Saturday, July 18, 2015

Relationship Spotlight: Barry Winchell & Calpernia Addams (Soldier’s Girl)

In a film that shows some of the darkness people can be capable of, this relationship is a spot of light.  The warmth of care between these two, their slow, simmering attraction, is simply gorgeous, and it’s a travesty that their love would put either of them in danger from those find it abnormal or wrong.

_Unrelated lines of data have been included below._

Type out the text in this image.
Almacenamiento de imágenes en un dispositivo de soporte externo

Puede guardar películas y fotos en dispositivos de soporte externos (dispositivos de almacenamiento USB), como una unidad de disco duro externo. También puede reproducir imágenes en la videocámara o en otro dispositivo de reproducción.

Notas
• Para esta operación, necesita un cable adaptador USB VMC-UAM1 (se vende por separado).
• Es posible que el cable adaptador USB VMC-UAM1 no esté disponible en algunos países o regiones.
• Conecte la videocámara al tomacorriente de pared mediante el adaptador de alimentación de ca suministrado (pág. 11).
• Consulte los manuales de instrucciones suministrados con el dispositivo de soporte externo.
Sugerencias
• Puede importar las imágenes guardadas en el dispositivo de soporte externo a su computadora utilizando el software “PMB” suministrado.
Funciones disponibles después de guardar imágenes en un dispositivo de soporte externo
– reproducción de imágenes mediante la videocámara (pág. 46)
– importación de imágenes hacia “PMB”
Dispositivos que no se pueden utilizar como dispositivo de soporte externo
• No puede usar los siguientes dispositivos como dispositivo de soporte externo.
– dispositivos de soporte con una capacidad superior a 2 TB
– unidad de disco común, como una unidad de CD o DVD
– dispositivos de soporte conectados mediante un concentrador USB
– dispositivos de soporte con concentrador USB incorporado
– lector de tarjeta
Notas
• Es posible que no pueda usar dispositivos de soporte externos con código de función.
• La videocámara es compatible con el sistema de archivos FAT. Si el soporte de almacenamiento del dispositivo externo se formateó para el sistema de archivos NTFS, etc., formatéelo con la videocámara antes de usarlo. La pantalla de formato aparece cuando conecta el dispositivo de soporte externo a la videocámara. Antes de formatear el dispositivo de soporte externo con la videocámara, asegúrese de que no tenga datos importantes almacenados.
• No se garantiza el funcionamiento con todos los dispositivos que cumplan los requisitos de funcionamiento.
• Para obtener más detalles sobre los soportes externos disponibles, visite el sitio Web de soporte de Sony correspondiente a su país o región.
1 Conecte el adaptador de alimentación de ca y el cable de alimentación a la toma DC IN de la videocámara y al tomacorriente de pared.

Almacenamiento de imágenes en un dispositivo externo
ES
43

Their meet-cute isn’t exactly one for the ages.  Before they physically meet, each has caught the other’s eye – Barry is instantly taken with Callie when he sees her perform at the club where she works, and from her onstage vantage point, she picks him out of the crowd – but their actual introduction leaves something to be desired.  Surrounded by Barry’s drunk army buddies, who alternate between leering at Callie and making jokes at her expense, Callie pulls Barry aside mainly to prevent a fight between him and one of his belligerent friends.  As the two walk off together, Barry’s friends jovially remind him of his “mission”:  ascertaining Callie’s genitalia.

But in the midst of that boisterous, sexist, transphobic setting, something begins to happen.  Callie is friendly and self-deprecatingly winning, and Barry is shy but kind in a gentlemanly way.  Right off the bat, Barry makes no question of Callie’s gender identity.  If anything, she’s the one who’s preoccupied by it, flirting offhandedly but never thinking he’ll honestly look twice at her until he asks for her phone number.  And when he calls, they fall almost immediately into a lovely, comfortable relationship.  They joke and play around, they share details of their lives, Callie introduces him to her friends, and Barry brags about the strides he’s making in the army. 

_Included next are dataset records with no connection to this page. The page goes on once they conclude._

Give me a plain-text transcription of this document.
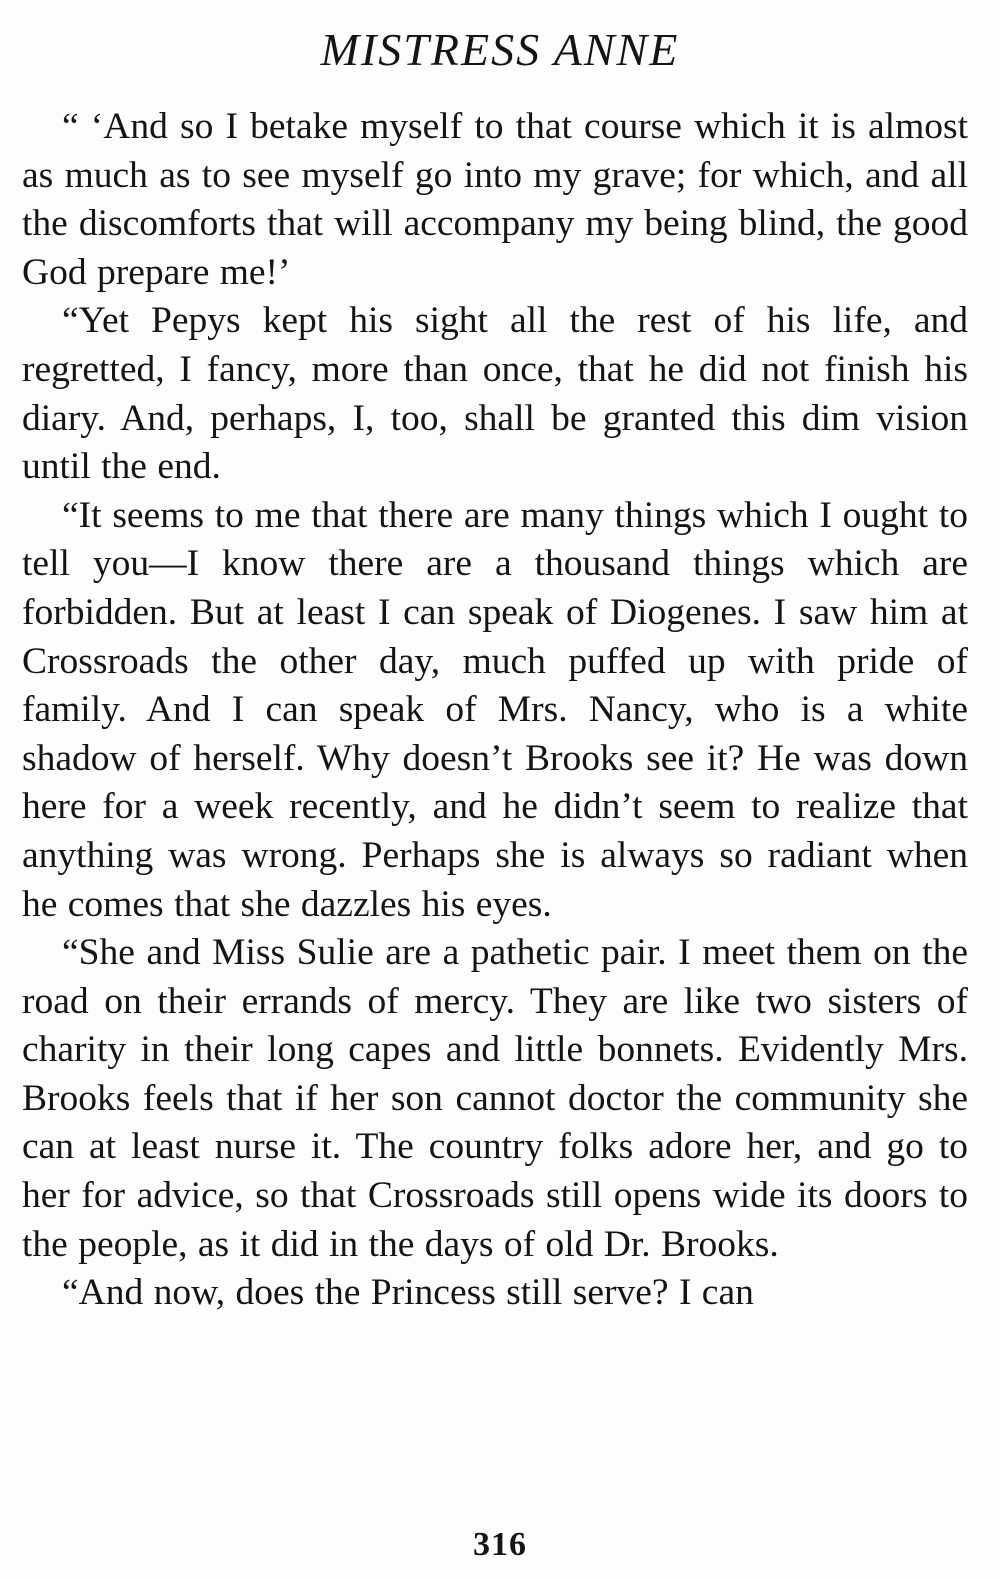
MISTRESS ANNE

“ ‘And so I betake myself to that course which it is almost as much as to see myself go into my grave; for which, and all the discomforts that will accompany my being blind, the good God prepare me!’

“Yet Pepys kept his sight all the rest of his life, and regretted, I fancy, more than once, that he did not finish his diary. And, perhaps, I, too, shall be granted this dim vision until the end.

“It seems to me that there are many things which I ought to tell you—I know there are a thousand things which are forbidden. But at least I can speak of Diogenes. I saw him at Crossroads the other day, much puffed up with pride of family. And I can speak of Mrs. Nancy, who is a white shadow of herself. Why doesn’t Brooks see it? He was down here for a week recently, and he didn’t seem to realize that anything was wrong. Perhaps she is always so radiant when he comes that she dazzles his eyes.

“She and Miss Sulie are a pathetic pair. I meet them on the road on their errands of mercy. They are like two sisters of charity in their long capes and little bonnets. Evidently Mrs. Brooks feels that if her son cannot doctor the community she can at least nurse it. The country folks adore her, and go to her for advice, so that Crossroads still opens wide its doors to the people, as it did in the days of old Dr. Brooks.

“And now, does the Princess still serve? I can

316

It’s not a relationship without no internal troubles; they can both be insecure (Callie about her looks, Barry about his intelligence,) Callie can lash out when she’s feeling vulnerable, and Barry tends to bottle up his fears or worries until they explode.  However, by and large, they simply are.  Barry reminds Callie how beautiful she is when she doesn’t feel it.  Callie celebrates Barry’s gentleness and sensitivity, which, the army tends to view as liabilities.  Each wants the best for the other, pushing them toward their full potential, but each also recognizes when the other is in a fragile place and needs a little slack.

I really like that Callie being trans isn’t a huge thing in their relationship, but it’s also not completely ignored.  Early on, Callie tries to avoid reminders of it, fearing that Barry will get scared off.  In fact, the first time he tries to attend to her in bed, she begs him not to, insisting that it will ruin everything.  As their relationship progresses, however, Callie starts, slowly, to be more comfortable with letting him see her as she is, trusting that her trans status doesn’t affect his love for her.  She opens up about the last time she saw her mother, she shares her hopes for further medical transition, and her pre-transition history in the military becomes an inside joke between them – they teasingly give each other orders, and Barry admits to being a little jealous when he finds out she outranks him.  It’s part of their relationship, because it’s part of Callie, but it’s only that:  a part.  Not a problem.  Not a complication.  Not an issue.  Just a part.  As much a feature of their relationship as Barry being a soldier, Callie being a performer, or both of them being from the south.  It’s others looking in from the outside that magnify it and try to twist it into something insidious.  When it’s just Callie and Barry, that’s all it is, one of many pieces that contribute to the whole of their love.